Back in 1951, the musicians received $20 apiece for their work while Brenston, credited as sole composer, sold all rights to Sam Phillips for the grand sum of $910, and went solo, taking several members of the group with him. Undeterred, Turner played on sessions for B.B. King and Howlin' Wolf and worked as a talent scout for Modern Records before taking his Kings of Rhythm to East St Louis, Missouri.

One night in 1956 at the Club Manhattan, Anna Mae Bullock grabbed the microphone her sister Alline had refused to sing into and began wailing "You Know I Love You" by B.B. King. Turner's ears perked up and he asked her to join the band. At first, she took up with the sax player Raymond Hill and had a child by him but, by 1958, she and Ike were an item. Her recording dbut came on a track called "Box Top".

In 1960, she graduated to lead vocalist when Art Lassiter didn't show up at a session to record "A Fool in Love". Ike Turner shopped the tape around and secured a deal with Sue, the New York label run by Henry "Juggy" Murray, who suggested making Anna the star attraction and giving her appropriate billing. Thinking back to the jungle screen goddesses of his childhood, Ike came up with the name Tina and his protge's transformation was complete.

"A Fool in Love" crossed over from the R&B to the pop charts in the US, as did "I Idolize You" and "It's Gonna Work Out Fine" in 1961, but, after leaving Sue the following year, the duo struggled to match their growing popularity as a live act with one-off releases on a succession of labels.

Spector's involvement and his Wall of Sound production propelled "River Deep Mountain High" to No 3 in the UK in 1966, though it barely registered on the US charts. Ike and Tina Turner only became steady sellers when they concentrated on covers of The Beatles' "Come Together", Sly & The Family Stone's "I Want To Take You Higher" in 1970 and, most famously, Creedence Clearwater Revival's "Proud Mary" in 1971, the year the double album Live at Carnegie Hall/What You Hear Is What You Get went gold in the US.

The stomping "Nutbush City Limits", a rare Tina Turner composition, charted on both sides of the Atlantic in 1973, but after the release of "Baby Get It On" in 1975, Ike's increasingly erratic, cocaine-fuelled behaviour towards his partner led her to finally leave after years of abuse. At his most crazed, in the 1970s, Turner used to carry a gun all the time, and kept one in the UK too, just in case a drug deal went wrong.

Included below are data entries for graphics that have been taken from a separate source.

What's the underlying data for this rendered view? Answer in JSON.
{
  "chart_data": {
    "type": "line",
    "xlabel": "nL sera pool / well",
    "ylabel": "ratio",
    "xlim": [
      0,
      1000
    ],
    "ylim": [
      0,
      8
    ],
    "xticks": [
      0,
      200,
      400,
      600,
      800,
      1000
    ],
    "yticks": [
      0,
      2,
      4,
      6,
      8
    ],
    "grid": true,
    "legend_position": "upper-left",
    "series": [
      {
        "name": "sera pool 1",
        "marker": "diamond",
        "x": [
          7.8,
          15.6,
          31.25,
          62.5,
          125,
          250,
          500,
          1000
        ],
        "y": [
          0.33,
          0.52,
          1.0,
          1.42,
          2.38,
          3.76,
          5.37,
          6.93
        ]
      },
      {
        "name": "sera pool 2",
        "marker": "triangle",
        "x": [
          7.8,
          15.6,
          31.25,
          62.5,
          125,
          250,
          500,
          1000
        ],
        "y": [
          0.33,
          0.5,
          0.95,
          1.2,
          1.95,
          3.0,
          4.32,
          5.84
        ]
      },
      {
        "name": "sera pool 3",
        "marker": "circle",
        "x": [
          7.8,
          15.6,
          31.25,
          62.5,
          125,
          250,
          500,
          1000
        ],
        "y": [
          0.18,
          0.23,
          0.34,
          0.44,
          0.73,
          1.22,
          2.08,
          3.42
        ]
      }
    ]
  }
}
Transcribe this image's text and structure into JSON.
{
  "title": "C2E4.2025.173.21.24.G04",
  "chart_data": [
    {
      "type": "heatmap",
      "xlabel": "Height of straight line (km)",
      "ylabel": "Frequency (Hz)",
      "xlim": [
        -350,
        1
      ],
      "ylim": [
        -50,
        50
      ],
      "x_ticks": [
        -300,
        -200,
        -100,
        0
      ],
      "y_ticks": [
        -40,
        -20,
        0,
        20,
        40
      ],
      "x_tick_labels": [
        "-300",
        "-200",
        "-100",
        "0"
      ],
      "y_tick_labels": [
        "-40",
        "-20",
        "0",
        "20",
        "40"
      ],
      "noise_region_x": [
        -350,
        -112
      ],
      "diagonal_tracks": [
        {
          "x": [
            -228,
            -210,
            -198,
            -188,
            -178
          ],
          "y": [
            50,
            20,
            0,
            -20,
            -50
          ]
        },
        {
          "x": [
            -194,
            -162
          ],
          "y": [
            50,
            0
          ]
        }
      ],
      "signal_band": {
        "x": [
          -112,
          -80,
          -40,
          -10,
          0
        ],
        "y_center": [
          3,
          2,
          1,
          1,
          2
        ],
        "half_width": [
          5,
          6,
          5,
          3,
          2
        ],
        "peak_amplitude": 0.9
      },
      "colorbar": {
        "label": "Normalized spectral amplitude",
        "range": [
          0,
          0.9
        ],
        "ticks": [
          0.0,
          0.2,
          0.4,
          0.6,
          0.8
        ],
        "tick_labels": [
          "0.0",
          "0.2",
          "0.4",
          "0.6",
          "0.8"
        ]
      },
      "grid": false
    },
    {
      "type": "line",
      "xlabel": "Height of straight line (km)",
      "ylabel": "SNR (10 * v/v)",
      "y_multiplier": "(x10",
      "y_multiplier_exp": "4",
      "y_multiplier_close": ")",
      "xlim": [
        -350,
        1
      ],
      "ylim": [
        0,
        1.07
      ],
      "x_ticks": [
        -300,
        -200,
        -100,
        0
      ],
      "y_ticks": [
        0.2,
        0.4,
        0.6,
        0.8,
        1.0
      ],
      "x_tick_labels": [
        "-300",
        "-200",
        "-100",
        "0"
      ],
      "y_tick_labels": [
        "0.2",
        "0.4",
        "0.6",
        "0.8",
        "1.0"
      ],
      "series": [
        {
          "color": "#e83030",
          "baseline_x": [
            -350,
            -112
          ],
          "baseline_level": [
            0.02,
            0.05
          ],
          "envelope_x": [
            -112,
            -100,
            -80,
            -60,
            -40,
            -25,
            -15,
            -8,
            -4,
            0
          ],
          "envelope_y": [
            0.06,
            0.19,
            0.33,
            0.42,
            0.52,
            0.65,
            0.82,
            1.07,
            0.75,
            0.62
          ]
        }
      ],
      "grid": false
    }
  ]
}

He went to jail for possession and transportation of cocaine in 1989. When he came out three years later, he was seen as the ultimate bad guy. "You know, you've got to have somebody squeaky clean and somebody squeaky dirty, so they made it dirty for me," he claimed.

In 1993 the rap group Salt-N-Pepa sampled one of Turner's songs, "I'm Blue (the Gong Gong Song)", on their hit "Shoop". He further exploited his infamy, duetting with Rick James, on a salacious track, "Love Gravy", in an episode of the TV series South Park.

After writing Taking Back My Name (1999), Turner seemed to have put the woman-beating, drug-crazed days behind him, but the braggadocio was still there in interviews. "You can go ask Snoop Dogg or Eminem," he said, "you can ask the Rolling Stones or Eric Clapton, you can ask anybody, they all know my contribution to music."

In 2005 he played piano on the Gorillaz album Demon Days. "People think I'm this mean guy and that I don't talk to people," he said last year. "That's not true. Music is my life and I love people. If I had to do it all over again, I wouldn't do anything any different. Except maybe for all the girlfriends."

Turner said he couldn't remember how many times he'd been married, and also claimed that he and Tina had never legally wed. "It wasn't really no marriage. We went down to Mexico, down to Tijuana. This guy came up to us. He had a camera and he said, 'You wanna get married?' We said sure, so he 'married' us, if you call that getting married. Hell, I was still married to some other woman."